I got so into my training that I was ready for my first 5K long before the Color Run so I entered a Mother’s Day 5K. My first race. I had no idea what to expect. I was completely amazed by what I saw: thousands of people of all different abilities warming up and cheering for each other. I was pumped. The race started and I felt strong; I ran my fastest mile ever then paid for it in my second mile. I wanted to give up but then I saw a little girl holding a sign that said, “Go Mommy Go!” She wasn’t my little girl, but she was cheering for everyone who ran by. That was just the push I needed. I was re-energized and I had the finish line in sight. I caught a glimpse of a woman trying to pass me as we rounded the corner. That’s when my competitive nature took hold and I thought, “You better either fly by me or you’re going to have to earn it, because I’m not just handing it to you.” I kept running faster so she couldn’t pass.

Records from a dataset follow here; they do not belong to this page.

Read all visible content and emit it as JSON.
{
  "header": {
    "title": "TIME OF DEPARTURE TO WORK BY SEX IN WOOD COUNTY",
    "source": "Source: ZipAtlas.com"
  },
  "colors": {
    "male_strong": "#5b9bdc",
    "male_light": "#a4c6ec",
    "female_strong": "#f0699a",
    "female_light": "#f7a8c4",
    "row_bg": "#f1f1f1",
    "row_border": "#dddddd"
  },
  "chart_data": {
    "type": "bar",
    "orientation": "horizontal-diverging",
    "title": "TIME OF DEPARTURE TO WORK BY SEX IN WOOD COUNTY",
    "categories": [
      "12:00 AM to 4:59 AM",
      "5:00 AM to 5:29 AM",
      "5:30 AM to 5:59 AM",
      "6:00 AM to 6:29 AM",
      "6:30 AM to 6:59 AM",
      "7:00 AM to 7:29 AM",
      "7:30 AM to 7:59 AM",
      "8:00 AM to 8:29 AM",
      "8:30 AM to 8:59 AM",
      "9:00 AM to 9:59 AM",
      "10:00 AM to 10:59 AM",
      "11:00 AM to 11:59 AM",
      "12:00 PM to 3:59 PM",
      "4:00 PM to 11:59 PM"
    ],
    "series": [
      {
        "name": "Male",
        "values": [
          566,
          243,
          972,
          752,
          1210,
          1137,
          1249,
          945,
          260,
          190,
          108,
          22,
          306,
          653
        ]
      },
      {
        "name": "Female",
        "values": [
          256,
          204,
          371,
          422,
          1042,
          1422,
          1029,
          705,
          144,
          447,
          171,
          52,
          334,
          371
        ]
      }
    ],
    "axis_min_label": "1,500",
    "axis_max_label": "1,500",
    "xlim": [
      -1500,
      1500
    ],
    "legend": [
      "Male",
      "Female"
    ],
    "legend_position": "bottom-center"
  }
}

I finished before her and beat my goal time of 38 minutes with a time of 37:55. Upon reflection, I suppose the Usain Bolt pose I struck at the finish line was a bit gratuitous.

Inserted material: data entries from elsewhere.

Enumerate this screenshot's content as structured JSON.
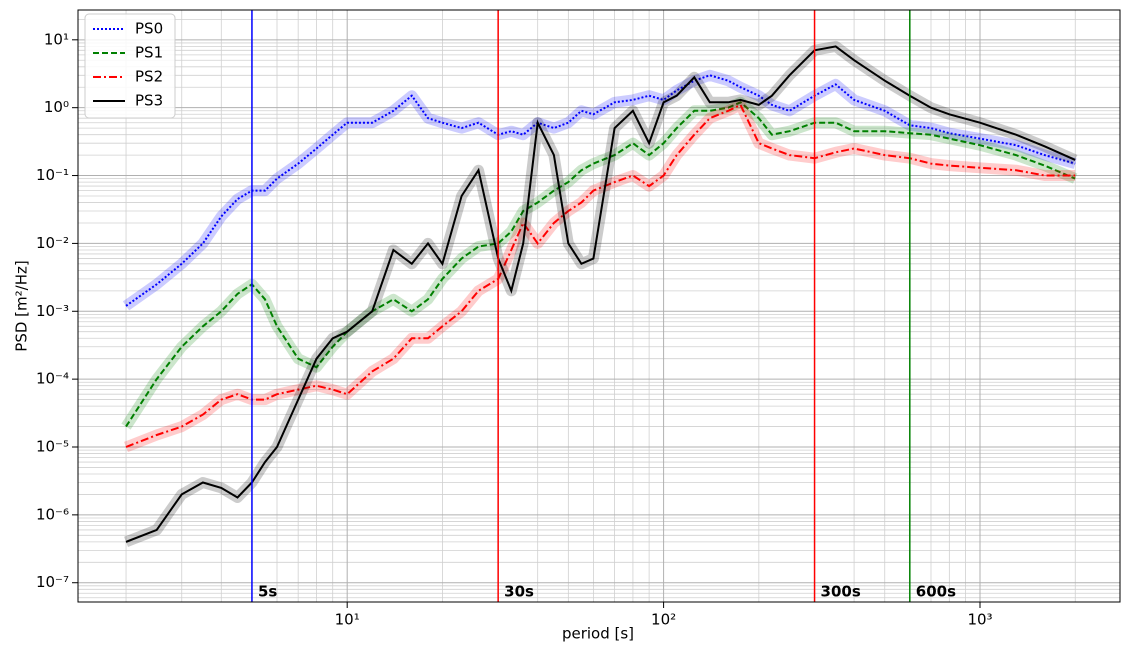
{
  "chart_data": {
    "type": "line",
    "xlabel": "period [s]",
    "ylabel": "PSD [m²/Hz]",
    "xscale": "log",
    "yscale": "log",
    "grid": true,
    "legend": "upper left",
    "xlim": [
      1.41,
      2770
    ],
    "ylim": [
      5.2e-08,
      27.5
    ],
    "xticks": [
      {
        "value": 10,
        "label": "10¹"
      },
      {
        "value": 100,
        "label": "10²"
      },
      {
        "value": 1000,
        "label": "10³"
      }
    ],
    "yticks": [
      {
        "value": 1e-07,
        "label": "10⁻⁷"
      },
      {
        "value": 1e-06,
        "label": "10⁻⁶"
      },
      {
        "value": 1e-05,
        "label": "10⁻⁵"
      },
      {
        "value": 0.0001,
        "label": "10⁻⁴"
      },
      {
        "value": 0.001,
        "label": "10⁻³"
      },
      {
        "value": 0.01,
        "label": "10⁻²"
      },
      {
        "value": 0.1,
        "label": "10⁻¹"
      },
      {
        "value": 1,
        "label": "10⁰"
      },
      {
        "value": 10,
        "label": "10¹"
      }
    ],
    "xminorticks": [
      2,
      3,
      4,
      5,
      6,
      7,
      8,
      9,
      20,
      30,
      40,
      50,
      60,
      70,
      80,
      90,
      200,
      300,
      400,
      500,
      600,
      700,
      800,
      900,
      2000
    ],
    "yminorticks": [
      6e-08,
      7e-08,
      8e-08,
      9e-08,
      2e-07,
      3e-07,
      4e-07,
      5e-07,
      6e-07,
      7e-07,
      8e-07,
      9e-07,
      2e-06,
      3e-06,
      4e-06,
      5e-06,
      6e-06,
      7e-06,
      8e-06,
      9e-06,
      2e-05,
      3e-05,
      4e-05,
      5e-05,
      6e-05,
      7e-05,
      8e-05,
      9e-05,
      0.0002,
      0.0003,
      0.0004,
      0.0005,
      0.0006,
      0.0007,
      0.0008,
      0.0009,
      0.002,
      0.003,
      0.004,
      0.005,
      0.006,
      0.007,
      0.008,
      0.009,
      0.02,
      0.03,
      0.04,
      0.05,
      0.06,
      0.07,
      0.08,
      0.09,
      0.2,
      0.3,
      0.4,
      0.5,
      0.6,
      0.7,
      0.8,
      0.9,
      2,
      3,
      4,
      5,
      6,
      7,
      8,
      9,
      20
    ],
    "x": [
      2,
      2.5,
      3,
      3.5,
      4,
      4.5,
      5,
      5.5,
      6,
      7,
      8,
      9,
      10,
      12,
      14,
      16,
      18,
      20,
      23,
      26,
      30,
      33,
      36,
      40,
      45,
      50,
      55,
      60,
      70,
      80,
      90,
      100,
      110,
      125,
      140,
      160,
      175,
      200,
      220,
      250,
      300,
      350,
      400,
      500,
      600,
      700,
      800,
      1000,
      1300,
      1600,
      2000
    ],
    "series": [
      {
        "name": "PS0",
        "color": "#0000ff",
        "linestyle": "dotted",
        "values": [
          0.0012,
          0.0025,
          0.005,
          0.01,
          0.025,
          0.045,
          0.06,
          0.06,
          0.09,
          0.15,
          0.25,
          0.4,
          0.6,
          0.6,
          0.9,
          1.5,
          0.7,
          0.6,
          0.5,
          0.6,
          0.4,
          0.45,
          0.4,
          0.6,
          0.5,
          0.6,
          0.9,
          0.8,
          1.2,
          1.3,
          1.5,
          1.3,
          1.8,
          2.5,
          3,
          2.5,
          2,
          1.5,
          1.1,
          0.9,
          1.5,
          2.2,
          1.3,
          0.9,
          0.55,
          0.5,
          0.42,
          0.35,
          0.28,
          0.2,
          0.15
        ]
      },
      {
        "name": "PS1",
        "color": "#008000",
        "linestyle": "dashed",
        "values": [
          2e-05,
          0.0001,
          0.0003,
          0.0006,
          0.001,
          0.0018,
          0.0025,
          0.0015,
          0.0006,
          0.0002,
          0.00015,
          0.0003,
          0.0005,
          0.001,
          0.0015,
          0.001,
          0.0015,
          0.003,
          0.006,
          0.009,
          0.01,
          0.015,
          0.03,
          0.04,
          0.06,
          0.08,
          0.12,
          0.15,
          0.2,
          0.3,
          0.2,
          0.3,
          0.5,
          0.9,
          0.9,
          1,
          1.2,
          0.7,
          0.4,
          0.45,
          0.6,
          0.6,
          0.45,
          0.45,
          0.42,
          0.4,
          0.35,
          0.28,
          0.2,
          0.14,
          0.09
        ]
      },
      {
        "name": "PS2",
        "color": "#ff0000",
        "linestyle": "dashdot",
        "values": [
          1e-05,
          1.5e-05,
          2e-05,
          3e-05,
          5e-05,
          6e-05,
          5e-05,
          5e-05,
          6e-05,
          7e-05,
          8e-05,
          7e-05,
          6e-05,
          0.00013,
          0.0002,
          0.0004,
          0.0004,
          0.0006,
          0.001,
          0.002,
          0.003,
          0.008,
          0.02,
          0.01,
          0.02,
          0.03,
          0.04,
          0.06,
          0.08,
          0.1,
          0.07,
          0.1,
          0.2,
          0.4,
          0.7,
          0.9,
          1.1,
          0.3,
          0.25,
          0.2,
          0.18,
          0.22,
          0.25,
          0.2,
          0.18,
          0.15,
          0.14,
          0.13,
          0.12,
          0.1,
          0.1
        ]
      },
      {
        "name": "PS3",
        "color": "#000000",
        "linestyle": "solid",
        "values": [
          4e-07,
          6e-07,
          2e-06,
          3e-06,
          2.5e-06,
          1.8e-06,
          3e-06,
          6e-06,
          1e-05,
          5e-05,
          0.0002,
          0.0004,
          0.0005,
          0.001,
          0.008,
          0.005,
          0.01,
          0.005,
          0.05,
          0.12,
          0.006,
          0.002,
          0.01,
          0.6,
          0.2,
          0.01,
          0.005,
          0.006,
          0.5,
          0.9,
          0.3,
          1.2,
          1.5,
          2.8,
          1.2,
          1.2,
          1.3,
          1.1,
          1.5,
          3,
          7,
          8,
          5,
          2.5,
          1.5,
          1,
          0.8,
          0.6,
          0.4,
          0.27,
          0.17
        ]
      }
    ],
    "vlines": [
      {
        "x": 5,
        "label": "5s",
        "color": "#0000ff"
      },
      {
        "x": 30,
        "label": "30s",
        "color": "#ff0000"
      },
      {
        "x": 300,
        "label": "300s",
        "color": "#ff0000"
      },
      {
        "x": 600,
        "label": "600s",
        "color": "#008000"
      }
    ]
  }
}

I used to hesitate to call myself a runner; I didn’t think I was good enough. But running has changed me. I’ve grown in my endurance and as a person; it’s not about how fast I go. For me, running is about that moment when neither of my feet are touching the ground; in that split second I’m flying, I’m free, and I am a runner.
Even now, when I’m running I’ll come to a hill looming in front of me that seems to say, “No, you can’t.” That’s when I adjust my hat, turn up my music and tell that hill, “Yes, I can.” And I’ve discovered that’s the key to life: find a new hill to conquer everyday.